Kant’s exploration of the presuppositions that shape our experience would seem, at first glance, to support the rationalist position: we have innate concepts and innate knowledge. But Kant affirms neither the rationalist nor the empiricist position. His own position is transcendental. To explain his thinking, he uses the analogy of a pair of spectacles. Our experience is like a man who sees the world through a pair of spectacles, but who lacks the ability to remove the spectacles. He knows that he is wearing spectacles, and from this infers that the spectacles are in some way influencing his vision. Now the external world may be very like the world of the spectacles, but he lacks the means of finding this out, because he cannot remove the spectacles. He must accept a limit to his knowledge (at least on an infallibilist understanding of knowledge); he must accept scepticism.

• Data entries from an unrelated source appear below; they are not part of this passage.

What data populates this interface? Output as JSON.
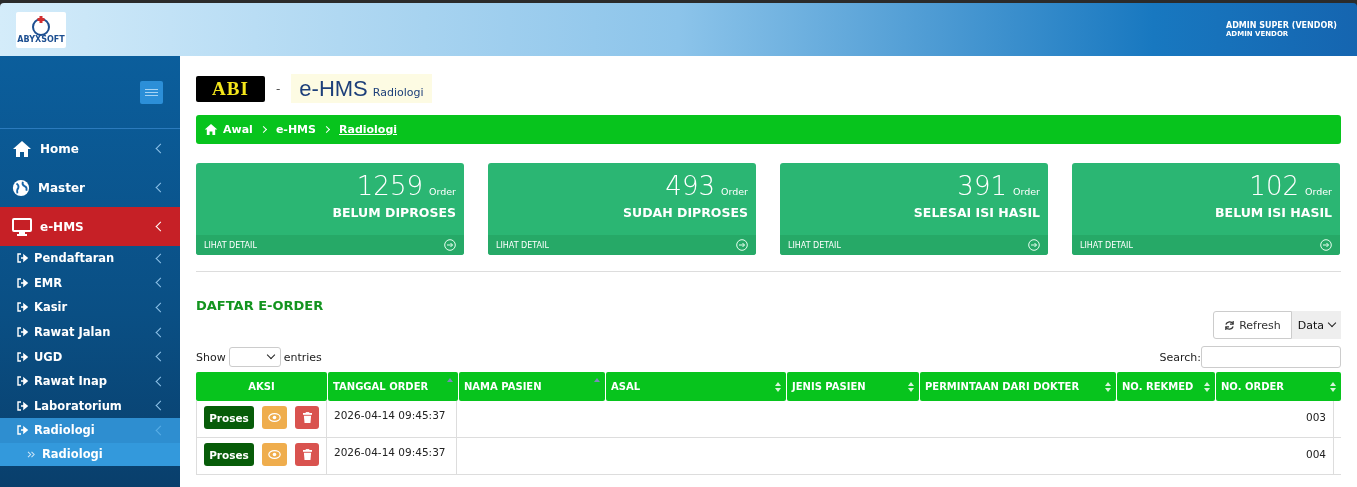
{
  "header": {
    "logo_text": "ABYXSOFT",
    "user_name": "ADMIN SUPER (VENDOR)",
    "user_role": "ADMIN VENDOR"
  },
  "sidebar": {
    "items": [
      {
        "label": "Home",
        "selected": false,
        "expanded": false
      },
      {
        "label": "Master",
        "selected": false,
        "expanded": false
      },
      {
        "label": "e-HMS",
        "selected": true,
        "expanded": true,
        "children": [
          {
            "label": "Pendaftaran",
            "selected": false,
            "expanded": false
          },
          {
            "label": "EMR",
            "selected": false,
            "expanded": false
          },
          {
            "label": "Kasir",
            "selected": false,
            "expanded": false
          },
          {
            "label": "Rawat Jalan",
            "selected": false,
            "expanded": false
          },
          {
            "label": "UGD",
            "selected": false,
            "expanded": false
          },
          {
            "label": "Rawat Inap",
            "selected": false,
            "expanded": false
          },
          {
            "label": "Laboratorium",
            "selected": false,
            "expanded": false
          },
          {
            "label": "Radiologi",
            "selected": true,
            "expanded": true,
            "children": [
              {
                "label": "Radiologi",
                "selected": true
              }
            ]
          }
        ]
      }
    ]
  },
  "title": {
    "badge": "ABI",
    "separator": "-",
    "app": "e-HMS",
    "module": "Radiologi"
  },
  "breadcrumb": [
    "Awal",
    "e-HMS",
    "Radiologi"
  ],
  "stats": [
    {
      "count": "1259",
      "unit": "Order",
      "label": "BELUM DIPROSES",
      "link": "LIHAT DETAIL"
    },
    {
      "count": "493",
      "unit": "Order",
      "label": "SUDAH DIPROSES",
      "link": "LIHAT DETAIL"
    },
    {
      "count": "391",
      "unit": "Order",
      "label": "SELESAI ISI HASIL",
      "link": "LIHAT DETAIL"
    },
    {
      "count": "102",
      "unit": "Order",
      "label": "BELUM ISI HASIL",
      "link": "LIHAT DETAIL"
    }
  ],
  "section_title": "DAFTAR E-ORDER",
  "toolbar": {
    "refresh": "Refresh",
    "data": "Data"
  },
  "table_controls": {
    "show": "Show",
    "entries": "entries",
    "search": "Search:"
  },
  "table": {
    "columns": [
      {
        "label": "AKSI",
        "kind": "plain"
      },
      {
        "label": "TANGGAL ORDER",
        "kind": "sorted"
      },
      {
        "label": "NAMA PASIEN",
        "kind": "sorted"
      },
      {
        "label": "ASAL",
        "kind": "sortable"
      },
      {
        "label": "JENIS PASIEN",
        "kind": "sortable"
      },
      {
        "label": "PERMINTAAN DARI DOKTER",
        "kind": "sortable"
      },
      {
        "label": "NO. REKMED",
        "kind": "sortable"
      },
      {
        "label": "NO. ORDER",
        "kind": "sortable"
      }
    ],
    "rows": [
      {
        "action": "Proses",
        "date": "2026-04-14 09:45:37",
        "order_no": "003"
      },
      {
        "action": "Proses",
        "date": "2026-04-14 09:45:37",
        "order_no": "004"
      }
    ]
  }
}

Kant’s exploration of the nature of experience is reminiscent of Descarte’s “evil demon” argument and of Berkeley’s idealism (more specifically his attack on the “material substratum”). Unlike the empiricists, he affirmed the existence of the synthetic a priori; however, unlike the rationalists, he denied that one could make an a priori argument for the existence of God. “God exists” is not an analytic proposition, but a synthetic one. A distinction must be made between two claims that are easily confused (for which reason, Kant would not be persuaded by Plantinga’s ontological argument).

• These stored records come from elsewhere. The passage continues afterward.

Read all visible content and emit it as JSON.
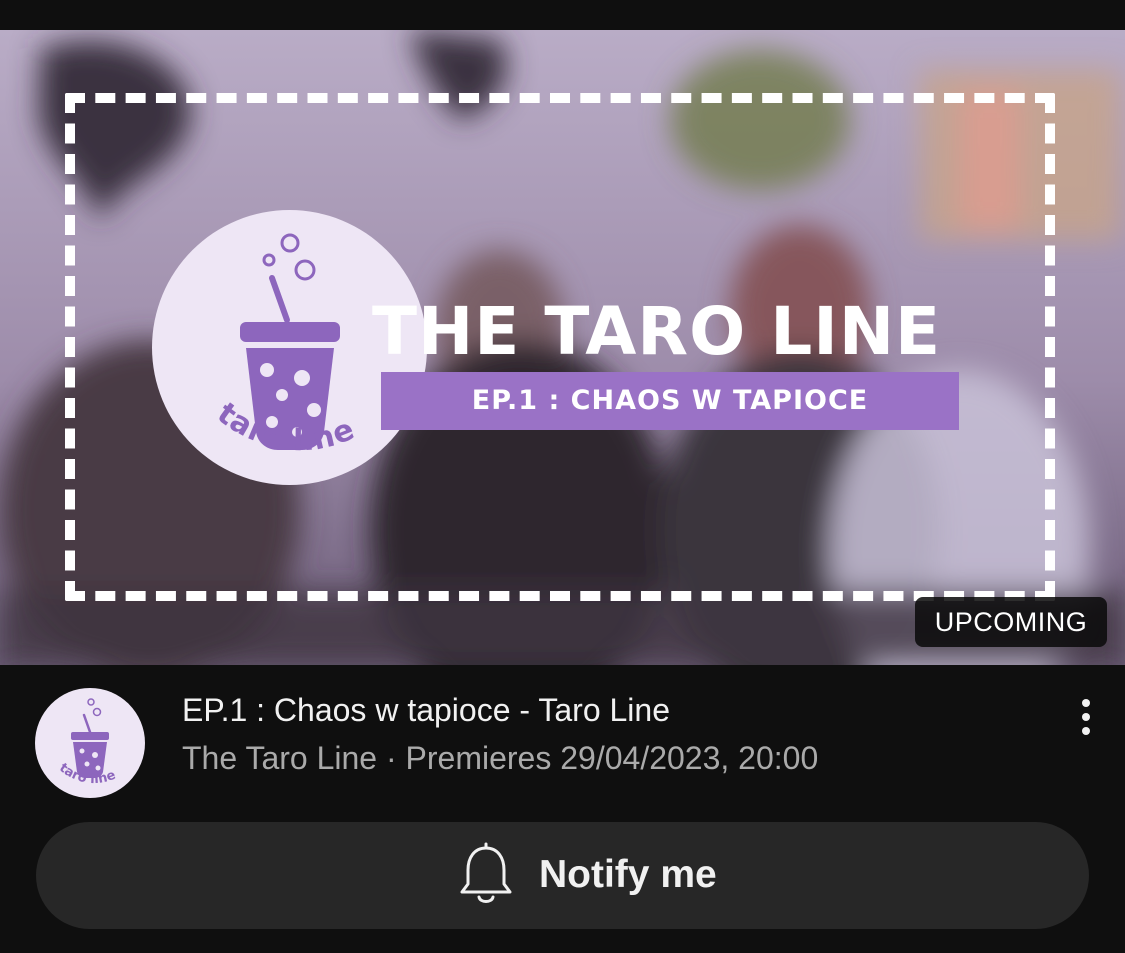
{
  "thumbnail": {
    "logo_text": "taro line",
    "show_title": "THE TARO LINE",
    "episode_banner": "EP.1 : CHAOS W TAPIOCE",
    "status_badge": "UPCOMING",
    "accent_color": "#9a72c6"
  },
  "video": {
    "title": "EP.1 : Chaos w tapioce - Taro Line",
    "channel": "The Taro Line",
    "separator": "·",
    "premiere_text": "Premieres 29/04/2023, 20:00",
    "meta_line": "The Taro Line · Premieres 29/04/2023, 20:00",
    "menu_icon": "more-vert-icon"
  },
  "notify_button": {
    "label": "Notify me",
    "icon": "bell-icon"
  }
}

A) “If God exists, then His existence is necessary.”

B) “God’s existence is necessary.”

To assert that God, by definition, is a being whose existence is not dependent upon any other entity is to make an analytic judgement. But the definition of a concept is distinct from the assertion that such an object exists. We may define UNICORN to our heart’s content, but that will not cause a unicorn to exist, nor does it depend on or presuppose the existence of a unicorn in the external world.

To assert that an entity exists or that something is the case is to make a synthetic judgement. Now, Kant has argued that some synthetic judgements are a priori (e.g. “2+7=9”). But can the proposition, “God exists”, be known this way? Is “God exists” a necessary truth? Maybe – but the ontological arguments of Anselm and Plantinga have not shown it to be so. The subjectivity inherent in the “spectacles” make our examination of both reason and experience problematic.

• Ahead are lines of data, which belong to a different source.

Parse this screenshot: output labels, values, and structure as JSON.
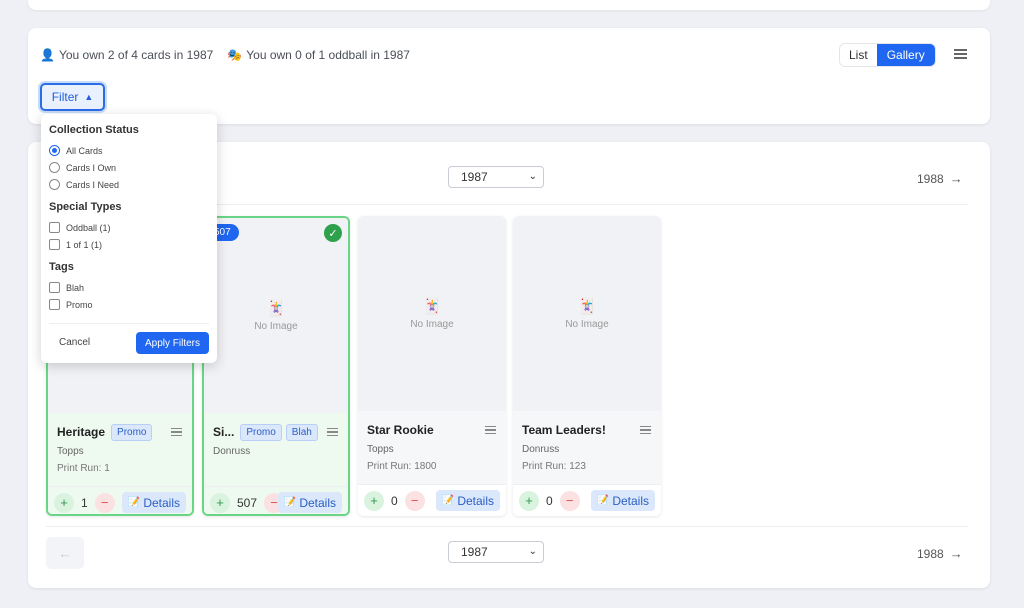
{
  "summary": {
    "owned_text": "You own 2 of 4 cards in 1987",
    "oddball_text": "You own 0 of 1 oddball in 1987"
  },
  "view_toggle": {
    "list": "List",
    "gallery": "Gallery",
    "active": "Gallery"
  },
  "filter": {
    "button_label": "Filter",
    "sections": {
      "status_title": "Collection Status",
      "status_options": [
        "All Cards",
        "Cards I Own",
        "Cards I Need"
      ],
      "special_title": "Special Types",
      "special_options": [
        "Oddball (1)",
        "1 of 1 (1)"
      ],
      "tags_title": "Tags",
      "tag_options": [
        "Blah",
        "Promo"
      ]
    },
    "cancel": "Cancel",
    "apply": "Apply Filters"
  },
  "pager": {
    "year": "1987",
    "next": "1988"
  },
  "no_image": "No Image",
  "details_label": "Details",
  "cards": [
    {
      "name": "Heritage",
      "tags": [
        "Promo"
      ],
      "maker": "Topps",
      "print_run": "Print Run: 1",
      "qty": "1",
      "owned": true,
      "badge": ""
    },
    {
      "name": "Si...",
      "tags": [
        "Promo",
        "Blah"
      ],
      "maker": "Donruss",
      "print_run": "",
      "qty": "507",
      "owned": true,
      "badge": "507"
    },
    {
      "name": "Star Rookie",
      "tags": [],
      "maker": "Topps",
      "print_run": "Print Run: 1800",
      "qty": "0",
      "owned": false,
      "badge": ""
    },
    {
      "name": "Team Leaders!",
      "tags": [],
      "maker": "Donruss",
      "print_run": "Print Run: 123",
      "qty": "0",
      "owned": false,
      "badge": ""
    }
  ],
  "colors": {
    "accent": "#1f66f0",
    "owned_border": "#6ad586",
    "owned_bg": "#eefaf0"
  }
}
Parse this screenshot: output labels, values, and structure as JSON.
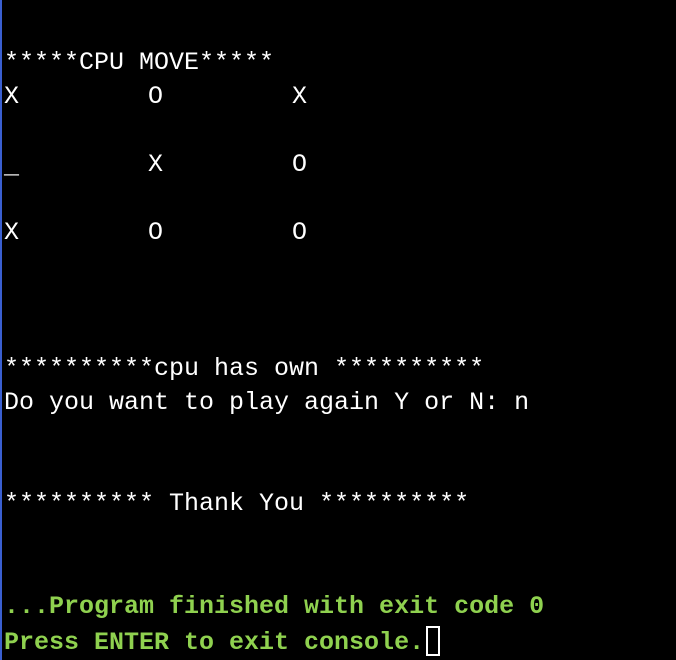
{
  "console": {
    "header": "*****CPU MOVE*****",
    "board": [
      [
        "X",
        "O",
        "X"
      ],
      [
        "_",
        "X",
        "O"
      ],
      [
        "X",
        "O",
        "O"
      ]
    ],
    "result": "**********cpu has own **********",
    "prompt": "Do you want to play again Y or N: n",
    "thanks": "********** Thank You **********",
    "exit_message": "...Program finished with exit code 0",
    "enter_message": "Press ENTER to exit console."
  },
  "colors": {
    "background": "#000000",
    "text": "#ffffff",
    "status": "#8fd14f"
  }
}
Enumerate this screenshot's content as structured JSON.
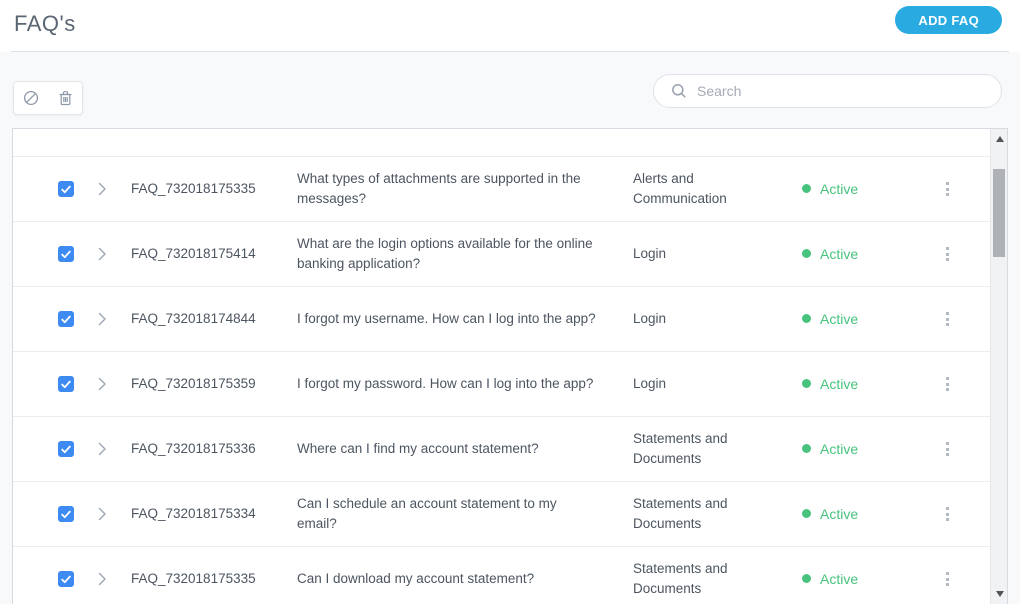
{
  "page": {
    "title": "FAQ's"
  },
  "header": {
    "add_faq_button": "ADD FAQ"
  },
  "toolbar": {
    "bulk_actions": [
      {
        "name": "disable",
        "icon": "ban-icon"
      },
      {
        "name": "delete",
        "icon": "trash-icon"
      }
    ],
    "search": {
      "placeholder": "Search",
      "value": "",
      "icon": "search-icon"
    }
  },
  "table": {
    "rows": [
      {
        "checked": true,
        "id": "FAQ_732018175335",
        "question": "What types of attachments are supported in the messages?",
        "category": "Alerts and Communication",
        "status": "Active"
      },
      {
        "checked": true,
        "id": "FAQ_732018175414",
        "question": "What are the login options available for the online banking application?",
        "category": "Login",
        "status": "Active"
      },
      {
        "checked": true,
        "id": "FAQ_732018174844",
        "question": "I forgot my username. How can I log into the app?",
        "category": "Login",
        "status": "Active"
      },
      {
        "checked": true,
        "id": "FAQ_732018175359",
        "question": "I forgot my password. How can I log into the app?",
        "category": "Login",
        "status": "Active"
      },
      {
        "checked": true,
        "id": "FAQ_732018175336",
        "question": "Where can I find my account statement?",
        "category": "Statements and Documents",
        "status": "Active"
      },
      {
        "checked": true,
        "id": "FAQ_732018175334",
        "question": "Can I schedule an account statement to my email?",
        "category": "Statements and Documents",
        "status": "Active"
      },
      {
        "checked": true,
        "id": "FAQ_732018175335",
        "question": "Can I download my account statement?",
        "category": "Statements and Documents",
        "status": "Active"
      }
    ]
  },
  "colors": {
    "add_button_blue": "#29abe2",
    "checkbox_blue": "#3d8af2",
    "status_active_green": "#47c37e"
  }
}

If we are to follow an empiricist method of arguing for the existence of God, then we must conclude that we cannot be certain of God’s existence (for which reason, faith is necessary). Experience does not provide us with universals, but only with matters of fact bound by the presuppositions of space in time imposed by us upon our experience through the spectacles.

If we attempt the path of reason, we will find that the Cartesian circle denies us certainty regarding the truth of “clear and distinct” ideas. The evil demon threatens.

The consequence of the empiricist and rationalist debates, and the Kantian progression beyond the debate, are scepticism and an awareness of human subjectivity. For that reason, faith is an essential ingredient in a person’s ability to grasp the proposition, “God exists.”